For penance he gave her one whole Rosary to say and advised her to say it every day. She said that she had no time to say it, excusing herself on the grounds that she made the Stations of Rome every day, that she wore sackcloth and a hair shirt, that she carried out so many other penances and fasted so much.
Saint Dominic urged her repeatedly to take his advice and say the Rosary, but she would not hear of it. She left the confessional, horrified at the tactics of this new spiritual director who had tried so hard to persuade her to take on a devotion that was not at all to her liking.

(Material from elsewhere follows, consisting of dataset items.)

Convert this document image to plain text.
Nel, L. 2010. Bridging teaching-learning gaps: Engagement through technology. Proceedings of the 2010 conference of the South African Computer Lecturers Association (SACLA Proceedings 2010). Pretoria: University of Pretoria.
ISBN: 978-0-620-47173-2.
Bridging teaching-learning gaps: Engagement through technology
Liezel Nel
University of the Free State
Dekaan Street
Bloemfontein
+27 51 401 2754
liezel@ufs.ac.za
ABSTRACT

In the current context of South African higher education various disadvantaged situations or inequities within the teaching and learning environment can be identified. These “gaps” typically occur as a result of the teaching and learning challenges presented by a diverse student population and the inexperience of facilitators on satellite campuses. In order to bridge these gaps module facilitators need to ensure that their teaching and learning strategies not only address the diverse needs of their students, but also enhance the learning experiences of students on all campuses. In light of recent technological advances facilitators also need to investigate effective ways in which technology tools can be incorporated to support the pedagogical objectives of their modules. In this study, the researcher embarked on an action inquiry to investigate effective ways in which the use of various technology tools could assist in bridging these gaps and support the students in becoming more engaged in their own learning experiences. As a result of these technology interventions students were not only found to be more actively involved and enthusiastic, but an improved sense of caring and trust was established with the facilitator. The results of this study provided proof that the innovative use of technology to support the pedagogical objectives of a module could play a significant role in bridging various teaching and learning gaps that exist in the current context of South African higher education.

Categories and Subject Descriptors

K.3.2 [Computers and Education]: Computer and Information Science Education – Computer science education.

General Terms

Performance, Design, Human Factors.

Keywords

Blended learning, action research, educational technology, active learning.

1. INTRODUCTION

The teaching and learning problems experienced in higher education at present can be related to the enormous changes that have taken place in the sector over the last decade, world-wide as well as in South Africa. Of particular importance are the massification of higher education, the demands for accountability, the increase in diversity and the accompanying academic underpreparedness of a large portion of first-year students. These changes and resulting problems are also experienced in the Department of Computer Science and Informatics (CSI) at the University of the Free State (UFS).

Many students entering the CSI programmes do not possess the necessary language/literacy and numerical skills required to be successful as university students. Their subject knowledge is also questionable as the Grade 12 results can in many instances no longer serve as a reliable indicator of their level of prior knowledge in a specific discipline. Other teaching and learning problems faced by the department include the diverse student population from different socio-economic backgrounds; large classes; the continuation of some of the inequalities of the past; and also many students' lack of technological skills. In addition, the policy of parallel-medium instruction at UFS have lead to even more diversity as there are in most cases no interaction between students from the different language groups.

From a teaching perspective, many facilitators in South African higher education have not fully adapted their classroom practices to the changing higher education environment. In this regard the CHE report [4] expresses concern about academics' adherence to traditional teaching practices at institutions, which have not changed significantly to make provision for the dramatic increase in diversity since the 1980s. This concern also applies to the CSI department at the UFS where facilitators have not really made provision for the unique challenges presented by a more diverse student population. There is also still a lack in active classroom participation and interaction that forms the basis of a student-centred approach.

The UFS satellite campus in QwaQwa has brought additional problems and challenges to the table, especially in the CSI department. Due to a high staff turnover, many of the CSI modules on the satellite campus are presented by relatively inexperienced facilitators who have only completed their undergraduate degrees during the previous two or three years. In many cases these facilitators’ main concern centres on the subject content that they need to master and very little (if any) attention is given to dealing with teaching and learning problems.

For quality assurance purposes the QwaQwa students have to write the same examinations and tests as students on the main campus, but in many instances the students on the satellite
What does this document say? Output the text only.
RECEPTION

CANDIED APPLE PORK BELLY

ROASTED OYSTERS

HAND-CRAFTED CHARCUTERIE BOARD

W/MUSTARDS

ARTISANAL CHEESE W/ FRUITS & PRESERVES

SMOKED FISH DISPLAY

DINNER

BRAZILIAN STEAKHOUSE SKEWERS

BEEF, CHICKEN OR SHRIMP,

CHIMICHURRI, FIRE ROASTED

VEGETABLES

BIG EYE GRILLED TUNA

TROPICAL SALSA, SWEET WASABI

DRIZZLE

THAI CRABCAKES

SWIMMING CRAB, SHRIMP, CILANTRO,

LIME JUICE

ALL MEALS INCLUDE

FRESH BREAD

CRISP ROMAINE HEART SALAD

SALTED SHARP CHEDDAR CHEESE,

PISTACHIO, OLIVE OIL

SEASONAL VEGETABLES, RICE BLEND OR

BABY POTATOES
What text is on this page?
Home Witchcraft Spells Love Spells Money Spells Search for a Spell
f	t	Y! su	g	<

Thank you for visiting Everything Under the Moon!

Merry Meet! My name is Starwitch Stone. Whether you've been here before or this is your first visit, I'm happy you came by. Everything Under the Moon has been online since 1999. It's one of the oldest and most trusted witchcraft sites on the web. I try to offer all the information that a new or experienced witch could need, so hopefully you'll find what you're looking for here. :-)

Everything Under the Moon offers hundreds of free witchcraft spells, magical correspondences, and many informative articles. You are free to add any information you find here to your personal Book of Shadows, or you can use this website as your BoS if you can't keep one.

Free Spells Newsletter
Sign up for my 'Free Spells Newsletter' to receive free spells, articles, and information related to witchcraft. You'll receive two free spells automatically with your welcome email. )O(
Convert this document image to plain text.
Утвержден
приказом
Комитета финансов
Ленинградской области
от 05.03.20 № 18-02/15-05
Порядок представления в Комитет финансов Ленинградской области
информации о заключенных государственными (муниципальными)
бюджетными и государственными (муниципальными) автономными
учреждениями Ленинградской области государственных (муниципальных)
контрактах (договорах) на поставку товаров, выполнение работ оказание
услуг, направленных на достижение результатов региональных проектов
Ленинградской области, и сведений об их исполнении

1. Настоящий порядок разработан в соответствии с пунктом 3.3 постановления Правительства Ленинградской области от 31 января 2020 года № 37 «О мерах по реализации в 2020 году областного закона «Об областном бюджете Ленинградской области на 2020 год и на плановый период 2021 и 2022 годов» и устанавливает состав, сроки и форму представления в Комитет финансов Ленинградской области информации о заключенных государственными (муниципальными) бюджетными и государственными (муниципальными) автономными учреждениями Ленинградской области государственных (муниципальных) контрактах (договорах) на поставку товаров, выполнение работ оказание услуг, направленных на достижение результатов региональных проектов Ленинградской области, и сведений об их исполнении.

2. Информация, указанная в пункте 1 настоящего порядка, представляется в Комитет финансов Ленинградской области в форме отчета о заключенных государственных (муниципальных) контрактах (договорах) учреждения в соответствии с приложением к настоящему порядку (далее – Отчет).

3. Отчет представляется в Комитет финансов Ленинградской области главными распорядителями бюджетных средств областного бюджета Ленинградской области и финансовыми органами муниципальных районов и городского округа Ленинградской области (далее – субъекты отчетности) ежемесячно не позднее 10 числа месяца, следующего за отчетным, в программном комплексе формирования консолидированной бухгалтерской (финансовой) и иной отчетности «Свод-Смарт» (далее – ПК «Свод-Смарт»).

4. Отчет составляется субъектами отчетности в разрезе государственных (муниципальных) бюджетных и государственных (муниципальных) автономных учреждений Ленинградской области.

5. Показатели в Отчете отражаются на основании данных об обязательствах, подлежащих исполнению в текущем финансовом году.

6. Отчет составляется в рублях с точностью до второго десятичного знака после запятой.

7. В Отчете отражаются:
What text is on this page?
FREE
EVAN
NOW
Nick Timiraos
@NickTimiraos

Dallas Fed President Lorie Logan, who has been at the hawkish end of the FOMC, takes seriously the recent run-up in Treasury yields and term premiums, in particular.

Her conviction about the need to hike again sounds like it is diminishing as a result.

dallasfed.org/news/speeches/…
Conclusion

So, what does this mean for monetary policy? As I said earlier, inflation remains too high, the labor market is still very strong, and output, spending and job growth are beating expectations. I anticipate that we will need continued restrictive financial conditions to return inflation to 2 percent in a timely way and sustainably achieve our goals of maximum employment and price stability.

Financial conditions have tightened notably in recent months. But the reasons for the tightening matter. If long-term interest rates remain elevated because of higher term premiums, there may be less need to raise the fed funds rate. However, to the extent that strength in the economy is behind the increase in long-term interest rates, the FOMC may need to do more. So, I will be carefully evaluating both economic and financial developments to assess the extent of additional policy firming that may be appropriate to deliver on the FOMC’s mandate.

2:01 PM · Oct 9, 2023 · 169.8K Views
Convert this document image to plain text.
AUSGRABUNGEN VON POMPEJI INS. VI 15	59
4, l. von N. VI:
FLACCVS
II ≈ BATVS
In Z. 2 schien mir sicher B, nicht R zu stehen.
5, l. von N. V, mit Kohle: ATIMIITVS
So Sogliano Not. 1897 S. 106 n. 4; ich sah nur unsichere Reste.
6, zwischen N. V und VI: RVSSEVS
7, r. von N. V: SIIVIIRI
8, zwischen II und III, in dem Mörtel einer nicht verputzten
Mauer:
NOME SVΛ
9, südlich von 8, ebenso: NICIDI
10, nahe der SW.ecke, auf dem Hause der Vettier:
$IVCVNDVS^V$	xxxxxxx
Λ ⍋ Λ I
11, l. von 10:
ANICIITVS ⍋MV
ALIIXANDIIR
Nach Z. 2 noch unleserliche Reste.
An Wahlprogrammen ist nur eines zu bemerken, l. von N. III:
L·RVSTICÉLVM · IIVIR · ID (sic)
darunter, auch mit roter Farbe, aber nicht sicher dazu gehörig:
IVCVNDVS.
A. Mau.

“Later on, when she was in prayer, she fell into ecstasy and had a vision of her soul appearing before Our Lord’s Judgment Seat. Saint Michael put all her penances and other prayers onto one tray of the scales and all her sins and imperfections onto the other tray. The tray of her good works was greatly outweighed by the tray with her sins and imperfections.
“Filled with terror she cried for mercy, imploring the Blessed Virgin Mary’s help. Her gracious Advocate took the one and only Rosary that she had said for her penance and dropped it onto the tray of her good works. This one Rosary was so heavy that it weighed more than all her sins as well as all her good works. Our Lady then reproved her for refusing to follow the counsel of her servant Dominic and for not saying the Rosary every day.
“As soon as she came to she rushed and threw herself at Saint Dominic’s feet, and told him all that had happened. She begged his forgiveness for her unbelief and promised to say the Rosary faithfully every day. By this means she arose to Christian perfection and finally to the glory of everlasting life.
“You who are people of prayer— learn from this how tremendous is the power, the value and the importance of this devotion of the Most Holy Rosary when it is said together with meditation on the mysteries.”
*An excerpt from Saint Louis de Montfort’s The Secret of the Rosary (Rockford, IL: TAN Books and Publishers, Inc., 1999), 63–64.